The pages leading up the climactic ending battle were very reminiscent, at least to me, of Alan Moore’s Superman story, “Whatever Happened to the Man of Tomorrow,” wherein Superman disposes of all of his greatest foes once and for all. At the same time, however, all of Superman’s allies have a sense of impending doom, the idea that there is little left for him to do except die in battle. The latter half of Child of Dreams has that same feel, as if Batman has finally trumped the most dangerous versions of his arch-nemeses, leaving him with nothing left to fight for. Hence, he spends a good deal of time brooding over the nature and identity of his antagonist, wondering if he is good enough to survive the fight.
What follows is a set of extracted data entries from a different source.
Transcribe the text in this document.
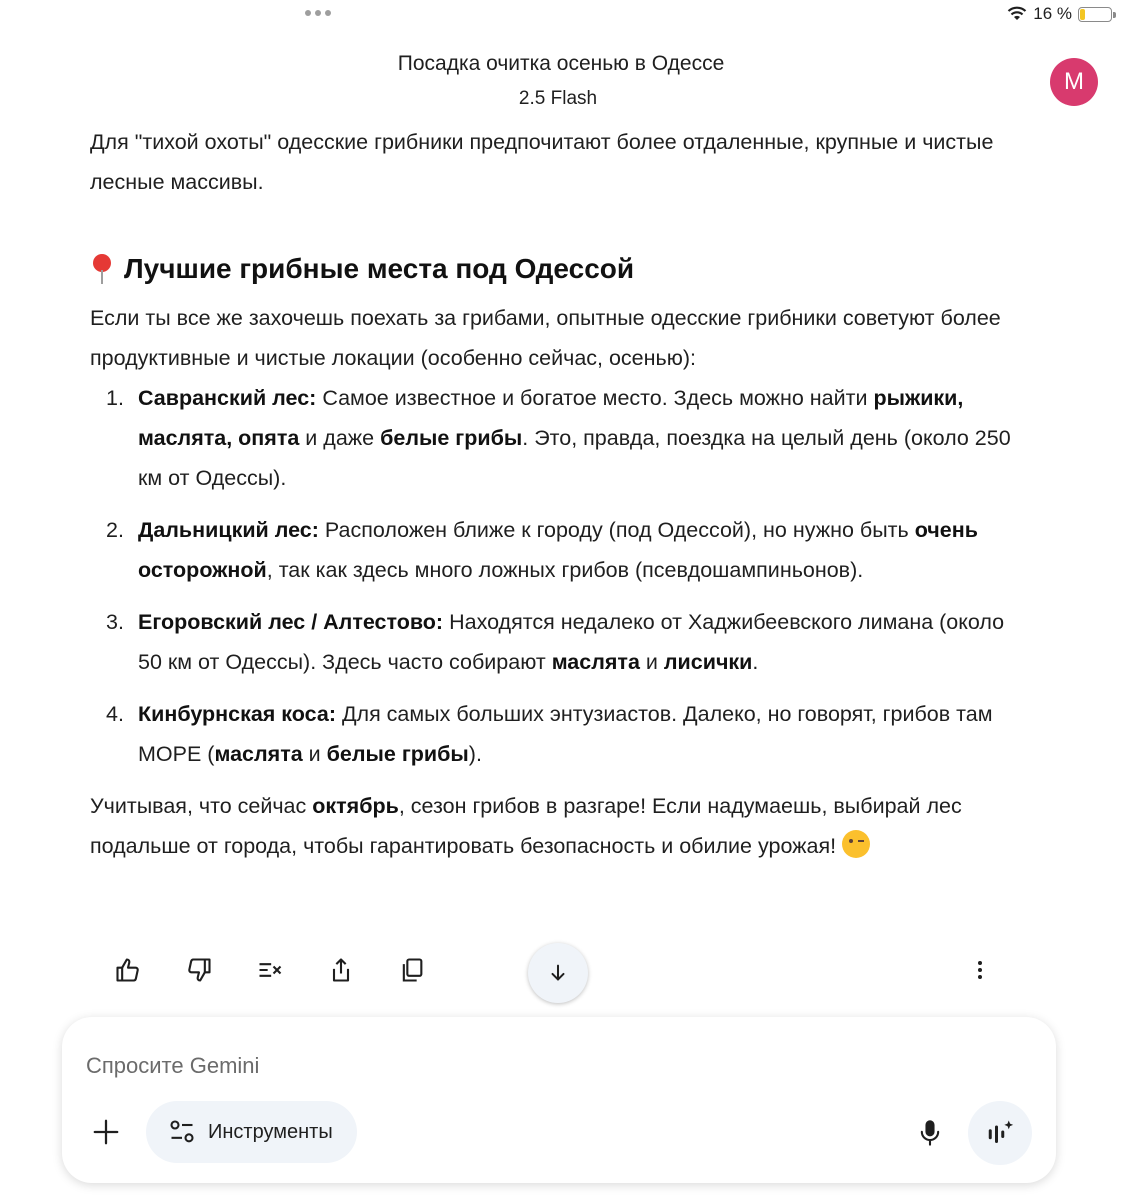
16 %
Посадка очитка осенью в Одессе
2.5 Flash
M

Для "тихой охоты" одесские грибники предпочитают более отдаленные, крупные и чистые лесные массивы.

Лучшие грибные места под Одессой

Если ты все же захочешь поехать за грибами, опытные одесские грибники советуют более продуктивные и чистые локации (особенно сейчас, осенью):

1. Савранский лес: Самое известное и богатое место. Здесь можно найти рыжики, маслята, опята и даже белые грибы. Это, правда, поездка на целый день (около 250 км от Одессы).
2. Дальницкий лес: Расположен ближе к городу (под Одессой), но нужно быть очень осторожной, так как здесь много ложных грибов (псевдошампиньонов).
3. Егоровский лес / Алтестово: Находятся недалеко от Хаджибеевского лимана (около 50 км от Одессы). Здесь часто собирают маслята и лисички.
4. Кинбурнская коса: Для самых больших энтузиастов. Далеко, но говорят, грибов там МОРЕ (маслята и белые грибы).

Учитывая, что сейчас октябрь, сезон грибов в разгаре! Если надумаешь, выбирай лес подальше от города, чтобы гарантировать безопасность и обилие урожая!

Спросите Gemini
Инструменты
If I had any complaint with the book, it’s that the dialogue in the final battle is just a tad bit overdone. Simply put, the villain spends just a little too much time grandstanding for my taste. I’m not saying that I want a fight where the bad guy is entirely silent and doesn’t gloat at all; that would be almost antithetical to the whole superhero genre. At the same time though, there’s a point where it’s become redundant and I think Asamiya oversteps that point, though not enough to ruin the book or even the fight.
At the end of the day, it’s really rather interesting to see someone from outside of DC’s core demographic give their take on what is arguably the company’s most recognizable hero. And given the fact that much has been made of this project for quite some time, it’s nice to see it live up to expectations.